3. Change in Control. As used in this Plan, the phrase “Change in Control” shall mean:

(i) The acquisition (other than from the Company) by any person, entity or “group”, within the meaning of Section 13(d)(3) or 14(d)(2) of the Securities Exchange Act of 1934, as amended (the “Exchange Act”) (excluding, for this purpose, the Company or its subsidiaries, or any executive benefit plan of the Company or its subsidiaries which acquires beneficial ownership of voting securities of the Company), for a per-share cash consideration of no less than the closing price of the Company’s common stock on the Effective Date hereof, as hereafter adjusted for stock splits, reverse stock splits, and the like (the “Current Price”) (or a per-share stock, or cash and stock, consideration that the Board of Directors determines to have a value of no less than the Current Price), of beneficial ownership (within the meaning of Rule 13d-3 promulgated under the Exchange Act) of fifty percent (50%) or more of the then outstanding shares of common stock of the Company; or

(ii) Approval by the stockholders of the Company of a reorganization, merger or consolidation in which a person, entity or “group” acquires fifty percent (50%) or more of the combined voting power of the Company’s then outstanding voting securities and the stockholders of the Company are entitled to receive a per-share cash consideration of no less than the Current Price (or a per-share stock, or cash and stock, consideration that the Board of Directors determines to have a value of no less than the Current Price).

4. Eligible Persons Under Plan: Fletcher Leisure Group; Eddie J. Fadel; Greg W. Slack; other Management personnel approved by the Company’s Compensation and Human Resources Committee (the “Committee”) or the Board of Directors (the “Board”).

5. Maximum Aggregate Payments Under Plan: $500,000

6. Allocation of $500,000 Plan: Fletcher Leisure Group – $200,000; Eddie J. Fadel – $200,000; Greg W. Slack – $50,000; other Management personnel – $50,000 (as allocated by the Committee or the Board).

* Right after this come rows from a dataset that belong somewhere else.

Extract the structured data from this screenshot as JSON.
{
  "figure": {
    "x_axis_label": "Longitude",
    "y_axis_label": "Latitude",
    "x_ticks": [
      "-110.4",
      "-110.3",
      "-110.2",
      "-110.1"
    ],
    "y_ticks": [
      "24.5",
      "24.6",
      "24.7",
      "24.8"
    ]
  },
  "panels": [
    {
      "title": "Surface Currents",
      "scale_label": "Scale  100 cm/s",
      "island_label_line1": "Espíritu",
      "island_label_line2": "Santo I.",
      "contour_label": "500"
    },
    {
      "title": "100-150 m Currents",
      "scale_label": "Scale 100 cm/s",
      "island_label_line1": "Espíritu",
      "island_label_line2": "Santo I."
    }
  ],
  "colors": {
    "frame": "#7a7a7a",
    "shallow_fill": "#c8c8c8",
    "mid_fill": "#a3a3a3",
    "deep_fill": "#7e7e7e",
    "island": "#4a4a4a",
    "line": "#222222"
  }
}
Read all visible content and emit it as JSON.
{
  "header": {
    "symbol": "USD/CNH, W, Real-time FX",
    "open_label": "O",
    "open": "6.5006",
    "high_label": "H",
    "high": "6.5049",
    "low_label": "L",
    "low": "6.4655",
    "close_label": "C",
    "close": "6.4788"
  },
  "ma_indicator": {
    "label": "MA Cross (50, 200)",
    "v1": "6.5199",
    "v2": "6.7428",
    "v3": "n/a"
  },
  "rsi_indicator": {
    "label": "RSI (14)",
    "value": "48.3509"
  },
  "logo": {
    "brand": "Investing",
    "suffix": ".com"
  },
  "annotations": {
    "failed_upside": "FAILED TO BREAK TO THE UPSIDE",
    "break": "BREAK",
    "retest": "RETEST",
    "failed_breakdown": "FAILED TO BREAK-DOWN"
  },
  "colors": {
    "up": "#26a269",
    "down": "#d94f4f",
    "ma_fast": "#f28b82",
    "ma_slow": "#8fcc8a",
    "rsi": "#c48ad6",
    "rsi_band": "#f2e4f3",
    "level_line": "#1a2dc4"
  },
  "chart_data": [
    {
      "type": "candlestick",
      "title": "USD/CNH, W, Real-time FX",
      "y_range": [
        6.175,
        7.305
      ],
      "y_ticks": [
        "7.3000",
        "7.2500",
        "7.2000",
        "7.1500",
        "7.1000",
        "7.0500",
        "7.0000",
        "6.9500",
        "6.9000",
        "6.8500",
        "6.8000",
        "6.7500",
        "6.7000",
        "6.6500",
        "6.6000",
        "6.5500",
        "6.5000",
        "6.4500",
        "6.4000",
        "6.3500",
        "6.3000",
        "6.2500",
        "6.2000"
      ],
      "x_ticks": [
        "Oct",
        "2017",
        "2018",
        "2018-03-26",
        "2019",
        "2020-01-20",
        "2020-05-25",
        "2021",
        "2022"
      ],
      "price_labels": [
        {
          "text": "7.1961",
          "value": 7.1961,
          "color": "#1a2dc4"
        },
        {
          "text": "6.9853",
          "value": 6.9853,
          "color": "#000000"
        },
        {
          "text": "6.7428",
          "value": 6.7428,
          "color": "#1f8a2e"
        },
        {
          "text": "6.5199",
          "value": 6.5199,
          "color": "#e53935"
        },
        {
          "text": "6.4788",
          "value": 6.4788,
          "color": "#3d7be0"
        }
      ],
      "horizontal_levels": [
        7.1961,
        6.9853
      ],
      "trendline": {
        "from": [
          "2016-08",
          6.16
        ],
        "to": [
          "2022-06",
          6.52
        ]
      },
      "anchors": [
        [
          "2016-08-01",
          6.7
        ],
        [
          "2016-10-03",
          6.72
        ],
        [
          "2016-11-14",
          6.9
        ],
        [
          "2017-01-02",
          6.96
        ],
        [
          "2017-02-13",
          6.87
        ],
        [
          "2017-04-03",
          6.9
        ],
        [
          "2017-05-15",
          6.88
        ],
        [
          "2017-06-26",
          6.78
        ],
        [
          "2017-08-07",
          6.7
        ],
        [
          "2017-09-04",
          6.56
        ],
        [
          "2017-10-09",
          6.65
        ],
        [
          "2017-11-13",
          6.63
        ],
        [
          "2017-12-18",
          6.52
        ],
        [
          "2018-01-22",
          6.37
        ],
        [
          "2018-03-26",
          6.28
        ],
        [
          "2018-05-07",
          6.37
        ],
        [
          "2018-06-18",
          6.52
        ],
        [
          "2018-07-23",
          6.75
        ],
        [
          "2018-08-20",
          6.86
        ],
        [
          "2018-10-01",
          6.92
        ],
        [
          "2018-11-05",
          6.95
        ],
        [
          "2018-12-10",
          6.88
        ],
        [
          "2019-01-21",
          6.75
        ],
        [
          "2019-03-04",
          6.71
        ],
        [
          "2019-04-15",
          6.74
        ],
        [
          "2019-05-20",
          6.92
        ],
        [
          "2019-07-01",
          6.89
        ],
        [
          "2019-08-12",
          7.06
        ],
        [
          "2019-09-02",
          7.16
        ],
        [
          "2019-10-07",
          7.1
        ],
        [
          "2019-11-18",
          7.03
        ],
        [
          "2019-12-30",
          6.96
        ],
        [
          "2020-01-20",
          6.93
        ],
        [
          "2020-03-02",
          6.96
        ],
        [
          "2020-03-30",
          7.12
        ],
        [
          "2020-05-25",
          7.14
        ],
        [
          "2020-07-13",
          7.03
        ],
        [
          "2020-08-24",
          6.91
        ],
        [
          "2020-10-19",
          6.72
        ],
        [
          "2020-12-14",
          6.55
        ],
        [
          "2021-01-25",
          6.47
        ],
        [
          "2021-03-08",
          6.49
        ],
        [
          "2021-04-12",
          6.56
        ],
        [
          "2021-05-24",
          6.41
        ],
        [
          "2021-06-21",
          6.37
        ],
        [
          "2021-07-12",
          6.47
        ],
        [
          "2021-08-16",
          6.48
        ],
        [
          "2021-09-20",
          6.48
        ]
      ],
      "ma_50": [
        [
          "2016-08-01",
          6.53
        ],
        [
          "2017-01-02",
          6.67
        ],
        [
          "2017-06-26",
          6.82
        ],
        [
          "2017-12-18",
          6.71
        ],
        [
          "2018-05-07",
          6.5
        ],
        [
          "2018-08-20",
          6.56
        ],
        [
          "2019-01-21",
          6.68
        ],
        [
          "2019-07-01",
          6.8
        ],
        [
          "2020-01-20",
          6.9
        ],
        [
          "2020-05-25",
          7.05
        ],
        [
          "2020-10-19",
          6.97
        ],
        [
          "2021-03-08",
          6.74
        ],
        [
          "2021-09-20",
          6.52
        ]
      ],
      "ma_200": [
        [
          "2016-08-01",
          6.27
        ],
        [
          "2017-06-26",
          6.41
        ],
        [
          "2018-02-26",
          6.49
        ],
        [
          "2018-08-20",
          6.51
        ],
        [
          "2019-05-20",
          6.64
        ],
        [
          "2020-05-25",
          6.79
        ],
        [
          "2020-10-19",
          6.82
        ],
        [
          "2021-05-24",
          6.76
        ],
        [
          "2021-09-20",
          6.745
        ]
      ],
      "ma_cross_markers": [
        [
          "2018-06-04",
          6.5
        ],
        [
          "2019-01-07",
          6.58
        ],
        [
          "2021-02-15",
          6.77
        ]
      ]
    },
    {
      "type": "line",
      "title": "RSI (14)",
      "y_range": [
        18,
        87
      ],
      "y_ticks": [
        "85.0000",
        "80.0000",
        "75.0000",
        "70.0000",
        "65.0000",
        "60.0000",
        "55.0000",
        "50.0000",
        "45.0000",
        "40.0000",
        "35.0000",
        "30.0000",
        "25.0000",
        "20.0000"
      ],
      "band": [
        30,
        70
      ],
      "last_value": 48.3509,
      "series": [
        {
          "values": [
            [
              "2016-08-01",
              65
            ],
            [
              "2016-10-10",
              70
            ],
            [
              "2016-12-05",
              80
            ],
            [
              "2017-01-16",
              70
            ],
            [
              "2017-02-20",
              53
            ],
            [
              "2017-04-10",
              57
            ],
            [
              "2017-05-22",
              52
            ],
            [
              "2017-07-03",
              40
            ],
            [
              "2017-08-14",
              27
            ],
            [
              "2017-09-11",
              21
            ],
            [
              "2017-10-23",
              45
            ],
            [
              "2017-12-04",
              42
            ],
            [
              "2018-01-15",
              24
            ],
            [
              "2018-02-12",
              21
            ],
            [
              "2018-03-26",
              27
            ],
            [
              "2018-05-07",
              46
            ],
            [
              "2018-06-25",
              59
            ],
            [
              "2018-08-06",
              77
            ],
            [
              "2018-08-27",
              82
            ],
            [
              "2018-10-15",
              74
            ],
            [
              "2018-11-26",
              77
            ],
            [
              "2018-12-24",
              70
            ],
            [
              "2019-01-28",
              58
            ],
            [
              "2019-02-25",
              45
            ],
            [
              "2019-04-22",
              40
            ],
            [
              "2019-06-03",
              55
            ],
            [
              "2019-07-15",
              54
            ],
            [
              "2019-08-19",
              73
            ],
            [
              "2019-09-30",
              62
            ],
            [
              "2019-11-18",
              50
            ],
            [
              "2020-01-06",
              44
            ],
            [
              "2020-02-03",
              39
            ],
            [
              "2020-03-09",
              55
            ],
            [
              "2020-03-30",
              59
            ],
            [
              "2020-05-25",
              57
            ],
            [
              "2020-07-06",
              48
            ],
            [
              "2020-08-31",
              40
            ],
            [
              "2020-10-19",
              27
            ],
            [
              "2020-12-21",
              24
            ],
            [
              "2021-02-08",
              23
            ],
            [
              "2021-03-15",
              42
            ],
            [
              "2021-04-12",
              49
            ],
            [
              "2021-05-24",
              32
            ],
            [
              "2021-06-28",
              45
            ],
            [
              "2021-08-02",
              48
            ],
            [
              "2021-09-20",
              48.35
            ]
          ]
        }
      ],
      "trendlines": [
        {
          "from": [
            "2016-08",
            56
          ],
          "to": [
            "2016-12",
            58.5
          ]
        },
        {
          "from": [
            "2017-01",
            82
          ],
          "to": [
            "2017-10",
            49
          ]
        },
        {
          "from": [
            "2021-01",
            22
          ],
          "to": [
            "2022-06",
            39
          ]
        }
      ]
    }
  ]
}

7. Conditions to Receive Plan Payment:

(a) A Change in Control prior to October 31, 2009;

(b) Continued employment (or continued engagement as a consultant, in the case of Fletcher Leisure Group) with the Company through the Change in Control date;

(c) If so elected by the acquiring entity, making himself/herself (or itself, in the case of Fletcher Leisure Group) available for continued employment or consulting engagement by the Company (at a base salary or consulting fee comparable to that currently in effect) for two (2) months after the Change in Control date (or such lesser time as the acquiror may choose); and

(d) Compliance at all times with directives of the Board.

All conditions must be satisfied to be entitled to payment under the Plan.

8. Lump Sum Payment Date: Two months after the Change in Control date.

9. Miscellaneous: Applicable taxes will be withheld, as required, from payments under the Plan. The Plan does not obligate the Board in any manner to approve or consummate a Change in Control transaction. The Plan shall in no manner be deemed a promise of continued employment or consulting. Good faith decisions regarding the Plan by the Committee or the Board shall be final.